In a move that has escalated the trade war and is almost certain to cause China to retaliate, United States President Donald Trump announced that even more tariffs will be imposed on US$200 billion (S$275 billion) worth of goods from China starting next week. Furthermore, the President also announced that he is prepared to tax all imports.
Mr. Trump made this announcement on Monday, September 17, no doubt buoyed by how well the US economy is doing in comparison to China, which is suffering economic losses.
The trade war between the two largest economies in the world is waging fiercely and the US President shows no sign of letting up, as he announced he is ready to impose tariffs on yet another US$267 billion worth of imports should China take “retaliatory action against our farmers or other industries.”
The tariffs scheduled for next week are in addition to US$50 billion worth of goods, which means that almost half of all the imports from China to the US will be facing levies. The new tariffs are set to take effect on Monday, September 24, beginning at 10 percent and then going up to 25 percent on January 1, 2019, lessening the blow on this year’s Christmas shoppers who will be buying Chinese imports.
Mr. Trump said, “For months, we have urged China to change these unfair practices, and give fair and reciprocal treatment to American companies. We have been very clear about the type of changes that need to be made, and we have given China every opportunity to treat us more fairly. But, so far, China has been unwilling to change its practices.”
The aim of the tariffs is to pressure Beijing to modify certain trade practices that the US President claims is detrimental to businesses in the US at a time when the US clearly has the upper hand in this trade dispute. China’s economy has been sluggish, with spending on infrastructure going slowly, while in the US employment is at its lowest in a long time. And, as US tariffs increase, China’s economic situation is expected to grow even more bleak.
Officials of the Trump Administration say that if China agrees to the US demands, which include no longer sharing technology with Chinese business partners, which is currently required, as well as giving American businesses bigger access to China’s markets. Negotiations will only proceed if China will seriously consider these demands.
While China will no doubt feel the pain of the new tariffs, everyday consumers will also be affected by them, since they will be followed by higher prices of ordinary commodities such as food, electronics, housewares and tools.
Companies in the US have already said that these new tariffs could hamper their growth, profit and hiring. Six days of public hearings were held wherein businesses said that the US could no longer produce goods to replace the Chinese imports that would be affected by the tariffs. Economists have sounded the alarm that these tariffs could also hurt the US economic growth.

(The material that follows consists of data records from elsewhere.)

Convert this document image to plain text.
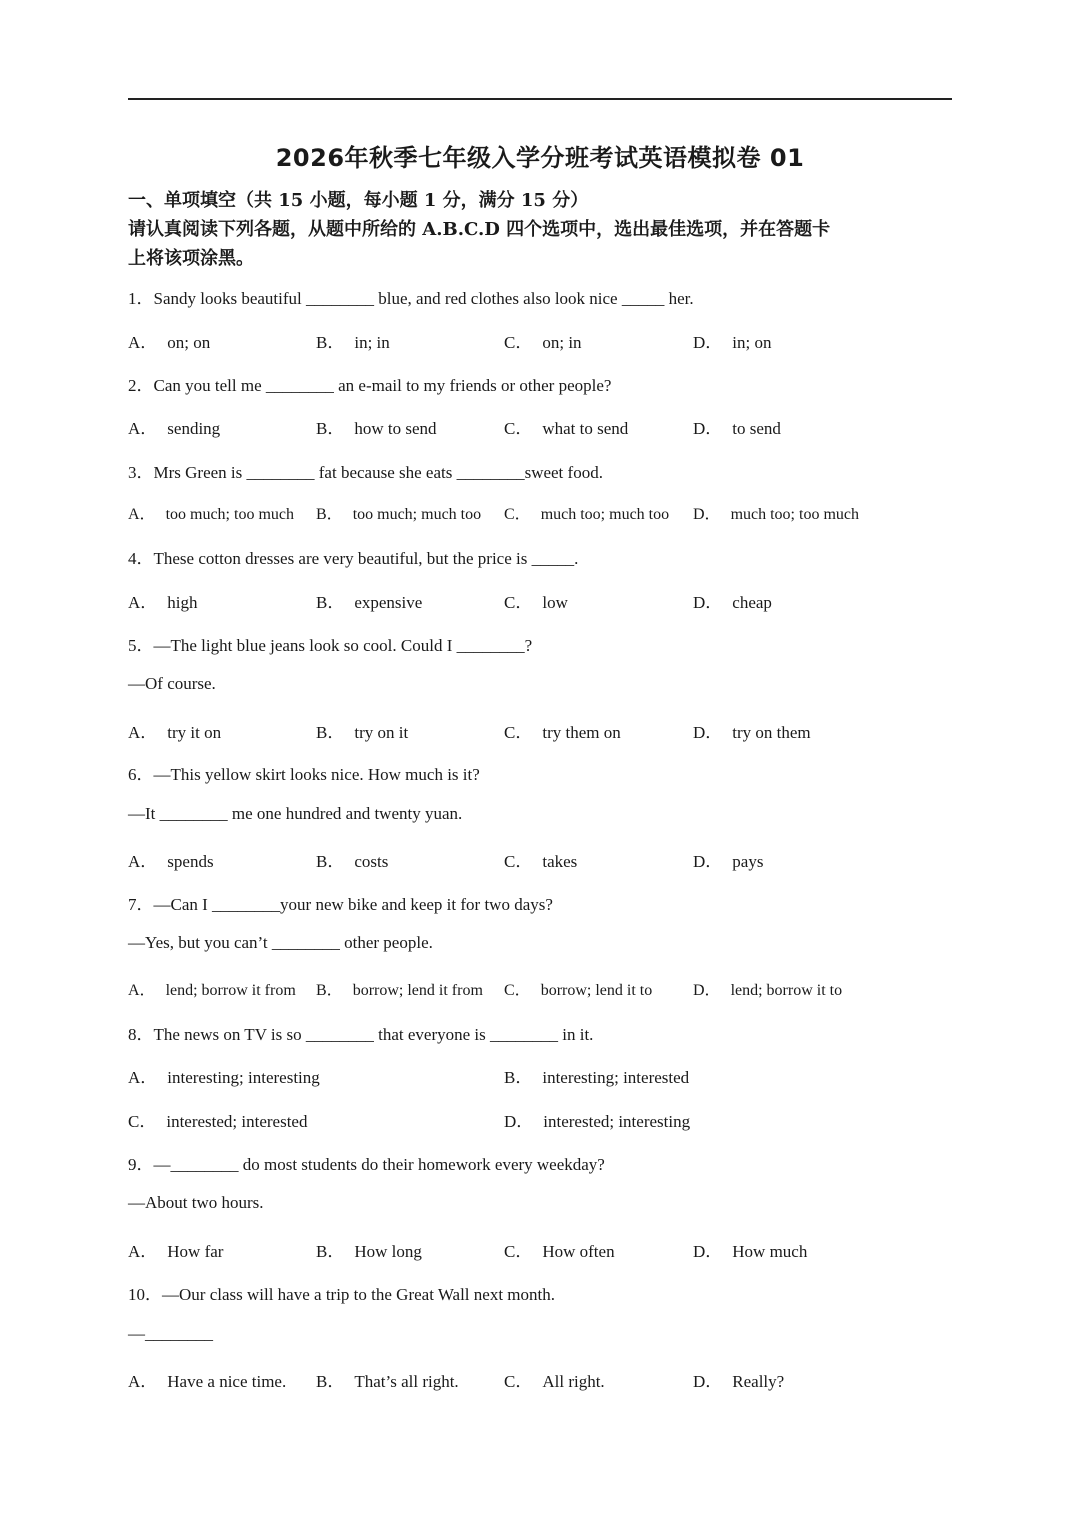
2026年秋季七年级入学分班考试英语模拟卷 01
一、单项填空（共 15 小题，每小题 1 分，满分 15 分）
请认真阅读下列各题，从题中所给的 A.B.C.D 四个选项中，选出最佳选项，并在答题卡
上将该项涂黑。
1．Sandy looks beautiful ________ blue, and red clothes also look nice _____ her.
A． on; on	B． in; in	C． on; in	D． in; on
2．Can you tell me ________ an e-mail to my friends or other people?
A． sending	B． how to send	C． what to send	D． to send
3．Mrs Green is ________ fat because she eats ________sweet food.
A． too much; too much B． too much; much too C． much too; much too D． much too; too much
4．These cotton dresses are very beautiful, but the price is _____.
A． high	B． expensive	C． low	D． cheap
5．—The light blue jeans look so cool. Could I ________?
—Of course.
A． try it on	B． try on it	C． try them on	D． try on them
6．—This yellow skirt looks nice. How much is it?
—It ________ me one hundred and twenty yuan.
A． spends	B． costs	C． takes	D． pays
7．—Can I ________your new bike and keep it for two days?
—Yes, but you can’t ________ other people.
A． lend; borrow it from B． borrow; lend it from C． borrow; lend it to	D． lend; borrow it to
8．The news on TV is so ________ that everyone is ________ in it.
A． interesting; interesting	B． interesting; interested
C． interested; interested	D． interested; interesting
9．—________ do most students do their homework every weekday?
—About two hours.
A． How far	B． How long	C． How often	D． How much
10．—Our class will have a trip to the Great Wall next month.
—________
A． Have a nice time. B． That’s all right.	C． All right.	D． Really?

And it looks like there is no light at the end of the tunnel quite yet for the continuing trade dispute between the US and China. While talks are scheduled, no progress is expected since it is unclear if representatives from Beijing will even show up if the new tariffs take effect.
The deputy director for economic affairs at the Communist Party’s top advisory body, Yang Weimin, said that China will not bow to pressure from Washington, and trade analysts are apprehensive as to whether the US President’s most recent moves will just cause more confrontations.
Cornell University economist, Eswar Prasad, who specializes in trade issues said, “Washington’s view seems to be that tariffs and threats of more tariffs will soften up the Chinese and make them more amenable to negotiations. The evidence that, in response to US bullying tactics, China just stiffens its spine and strikes back with proportionate tariffs against US imports has had no discernible effect on the Trump administration’s take-no-prisoners approach to this rapidly escalating trade war.”